Das Europäische Parlament hat eine europaweite Regelung über Richtlinien zur Anwendung von Künstlicher Intelligenz (KI) auf den Weg gebracht. Am Donnerstag nahmen der Binnenmarkt- und der Innenausschuss den in den vergangenen Monaten im Rahmen der Initiative „A Europe Fit for the Digital Age“ erarbeiteten „AI-Act“ mit großer Mehrheit an. Mitte Juni soll der Gesetzentwurf im Plenum behandelt werden, bis Jahresende sollen die Verhandlungen mit dem Rat abgeschlossen sein.
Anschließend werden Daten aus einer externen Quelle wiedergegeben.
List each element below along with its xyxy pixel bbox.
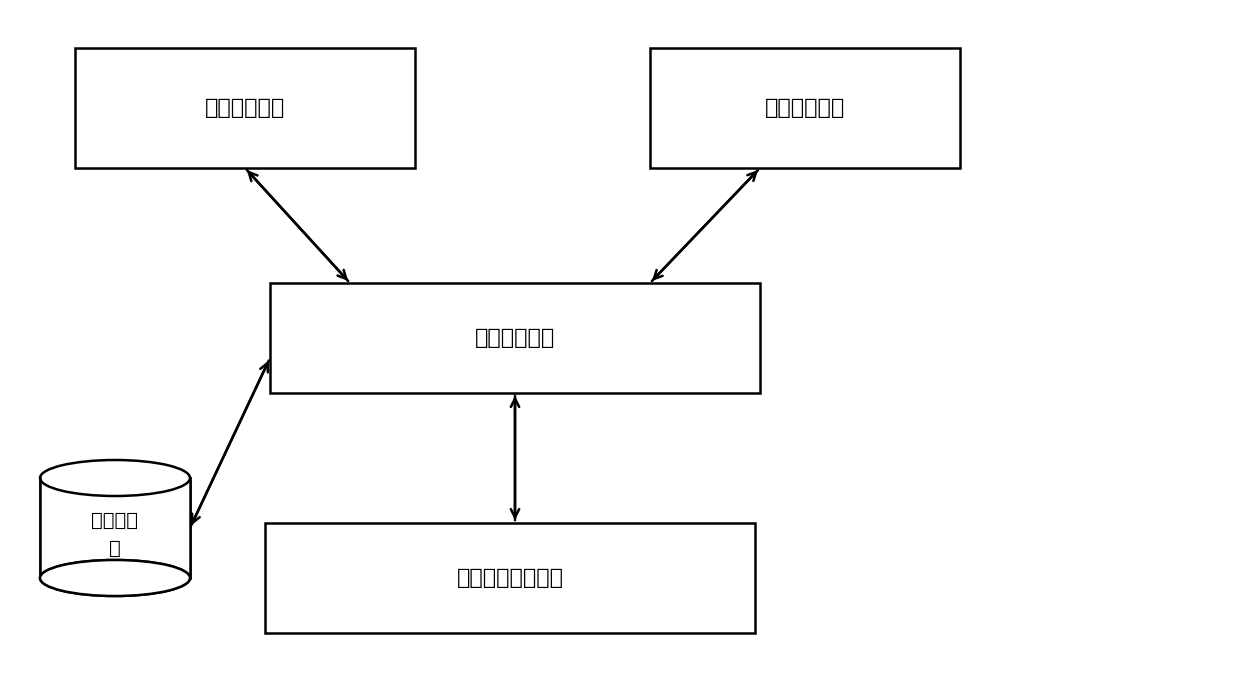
Bar	[40, 478, 190, 578]
Text: 库: 库	[109, 538, 120, 558]
Text: 测试平台模块: 测试平台模块	[205, 98, 285, 118]
Bar	[265, 523, 755, 633]
Bar	[270, 283, 760, 393]
Ellipse shape	[40, 460, 190, 496]
Text: 仿真训练环境模块: 仿真训练环境模块	[456, 568, 563, 588]
Text: 训练平台模块: 训练平台模块	[765, 98, 846, 118]
Text: 训练数据: 训练数据	[92, 510, 139, 530]
Ellipse shape	[40, 560, 190, 596]
Bar	[650, 48, 960, 168]
Bar	[74, 48, 415, 168]
Text: 训练业务模块: 训练业务模块	[475, 328, 556, 348]
Ellipse shape	[40, 560, 190, 596]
Das Thema liegt seit Februar 2020 auf dem Tisch, als die Kommission in einem White Paper zu Künstlicher Intelligenz erstmals die Erarbeitung von Regularien angeregt hatte. Es habe sich um lange und schwierige Verhandlungen über ein Thema von größter öffentlicher Aufmerksamkeit gehandelt, sagte der rumänische Ko-Berichterstatter Dragoş Tudorache von der Fraktion Renew Europe in Straßburg. „Es gibt darüber weltweit Diskussionen. Aber wir in Europa geben nun die Linie vor und beziehen Position.“
Diese war freilich lange keineswegs ausgemacht: Über 3000 Abänderungsanträge gab es im Vorfeld der Abstimmung am Donnerstag. „Damit halten wir einen neuen Rekord. Das beweist, wie groß das Interesse an der Materie ist. Das Wichtigste ist, dass wir eine Botschaft senden: Wir nehmen es ernst“, so Tudorache. Es gehe darum, die europäischen Bürger zu schützen, Vertrauen aufzubauen, aber auch, technologische Innovationen nicht zu verhindern, sagte sein italienischer Kollege Brando Benifei (S&D), der von einer „Leuchtturmgesetzgebung“ sprach.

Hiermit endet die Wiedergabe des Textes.